The Senate adopts the bill on stables
The news comes only a few days after the US Senate has advanced the law on engineering, a bill that would establish historical legislation for stablecoins.
Bitwise Asset Management indicates that this bill could be more important for crypto than even the launch of Spot Bitcoin ETF (funds negotiated in exchange) at the beginning of last year.
“Apart from the January 2024 approval of the FNB Bitcoin, it is the most important regulatory development in the history of the crypto,” said Bitwise investment director Matt Hougan in a blog article on May 20. “He can even be bigger.”
Hougan said that the legislation should be adopted in summer, paving the way for a long-term sustained rally and supported in cryptographic assets beyond bitcoin “.

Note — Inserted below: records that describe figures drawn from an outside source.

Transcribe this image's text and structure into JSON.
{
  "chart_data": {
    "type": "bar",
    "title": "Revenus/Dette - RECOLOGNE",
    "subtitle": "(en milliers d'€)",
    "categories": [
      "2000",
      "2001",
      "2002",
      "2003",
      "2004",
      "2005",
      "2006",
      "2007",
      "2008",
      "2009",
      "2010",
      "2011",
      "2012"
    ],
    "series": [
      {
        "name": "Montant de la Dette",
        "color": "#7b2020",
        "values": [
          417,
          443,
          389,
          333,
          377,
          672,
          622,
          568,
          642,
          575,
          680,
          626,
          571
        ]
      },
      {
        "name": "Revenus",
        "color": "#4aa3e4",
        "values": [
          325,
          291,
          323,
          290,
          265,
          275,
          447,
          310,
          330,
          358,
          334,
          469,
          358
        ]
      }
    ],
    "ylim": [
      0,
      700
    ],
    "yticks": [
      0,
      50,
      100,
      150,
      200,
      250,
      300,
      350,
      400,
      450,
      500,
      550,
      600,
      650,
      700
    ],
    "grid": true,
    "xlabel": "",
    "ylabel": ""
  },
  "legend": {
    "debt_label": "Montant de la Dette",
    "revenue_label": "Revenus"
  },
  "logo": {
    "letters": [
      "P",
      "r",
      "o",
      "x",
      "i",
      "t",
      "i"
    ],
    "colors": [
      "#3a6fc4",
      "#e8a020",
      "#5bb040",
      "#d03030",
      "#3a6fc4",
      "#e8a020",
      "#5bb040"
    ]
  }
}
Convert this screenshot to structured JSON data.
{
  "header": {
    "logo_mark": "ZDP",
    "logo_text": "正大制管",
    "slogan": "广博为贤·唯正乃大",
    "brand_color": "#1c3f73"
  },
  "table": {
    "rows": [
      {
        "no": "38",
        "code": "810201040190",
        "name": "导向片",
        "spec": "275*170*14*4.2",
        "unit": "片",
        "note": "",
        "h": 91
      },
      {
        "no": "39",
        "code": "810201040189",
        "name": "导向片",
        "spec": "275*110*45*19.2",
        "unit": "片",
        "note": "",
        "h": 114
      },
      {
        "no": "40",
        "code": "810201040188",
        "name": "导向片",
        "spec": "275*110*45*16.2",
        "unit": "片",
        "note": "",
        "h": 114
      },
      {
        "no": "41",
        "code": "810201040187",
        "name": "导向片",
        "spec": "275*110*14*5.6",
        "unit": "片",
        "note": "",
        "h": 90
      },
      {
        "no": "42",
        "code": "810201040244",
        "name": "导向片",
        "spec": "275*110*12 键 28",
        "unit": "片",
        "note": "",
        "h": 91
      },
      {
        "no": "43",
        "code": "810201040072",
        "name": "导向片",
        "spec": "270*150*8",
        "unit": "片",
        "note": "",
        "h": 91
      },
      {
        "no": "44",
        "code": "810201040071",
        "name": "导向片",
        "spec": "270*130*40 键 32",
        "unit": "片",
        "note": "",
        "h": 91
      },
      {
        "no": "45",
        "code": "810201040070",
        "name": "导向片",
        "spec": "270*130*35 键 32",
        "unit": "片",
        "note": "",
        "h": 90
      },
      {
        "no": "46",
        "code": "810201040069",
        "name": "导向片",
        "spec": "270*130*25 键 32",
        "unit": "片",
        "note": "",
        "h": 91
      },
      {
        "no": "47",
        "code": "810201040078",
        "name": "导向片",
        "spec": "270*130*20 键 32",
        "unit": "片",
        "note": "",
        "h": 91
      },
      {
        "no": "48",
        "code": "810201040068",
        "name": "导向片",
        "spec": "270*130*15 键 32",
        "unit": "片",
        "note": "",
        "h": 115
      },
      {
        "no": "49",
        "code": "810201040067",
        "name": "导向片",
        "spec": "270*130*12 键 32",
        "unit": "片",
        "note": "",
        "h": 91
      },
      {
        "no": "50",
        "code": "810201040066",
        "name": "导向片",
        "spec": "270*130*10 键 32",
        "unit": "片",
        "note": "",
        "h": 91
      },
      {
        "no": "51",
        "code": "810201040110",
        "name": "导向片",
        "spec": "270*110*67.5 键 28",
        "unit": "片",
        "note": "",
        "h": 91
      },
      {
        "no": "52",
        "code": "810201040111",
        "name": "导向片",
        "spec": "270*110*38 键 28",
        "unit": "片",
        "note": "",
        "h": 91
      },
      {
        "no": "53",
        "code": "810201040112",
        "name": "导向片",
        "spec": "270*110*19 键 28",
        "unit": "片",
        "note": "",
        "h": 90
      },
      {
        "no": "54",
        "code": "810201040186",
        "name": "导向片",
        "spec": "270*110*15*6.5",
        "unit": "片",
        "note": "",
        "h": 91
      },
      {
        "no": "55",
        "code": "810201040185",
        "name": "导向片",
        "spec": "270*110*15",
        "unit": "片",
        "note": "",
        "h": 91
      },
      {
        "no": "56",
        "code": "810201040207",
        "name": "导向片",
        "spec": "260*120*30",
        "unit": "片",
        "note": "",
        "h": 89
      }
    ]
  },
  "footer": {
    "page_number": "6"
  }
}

However, the bill, which is considered helping to legitimize cryptographic assets, faces the opposition of the Democrats, including Senator Elizabeth Warren, who warned that it would help to enrich the family of President Donald Trump.
“The elephant in the room, of course, is how the president launches his own stable and wins hundreds of millions of dollars, and the bill does nothing to clearly indicate that we oppose this type of profit in the office of the president,” said senator Tina Smith, who voted against the bill.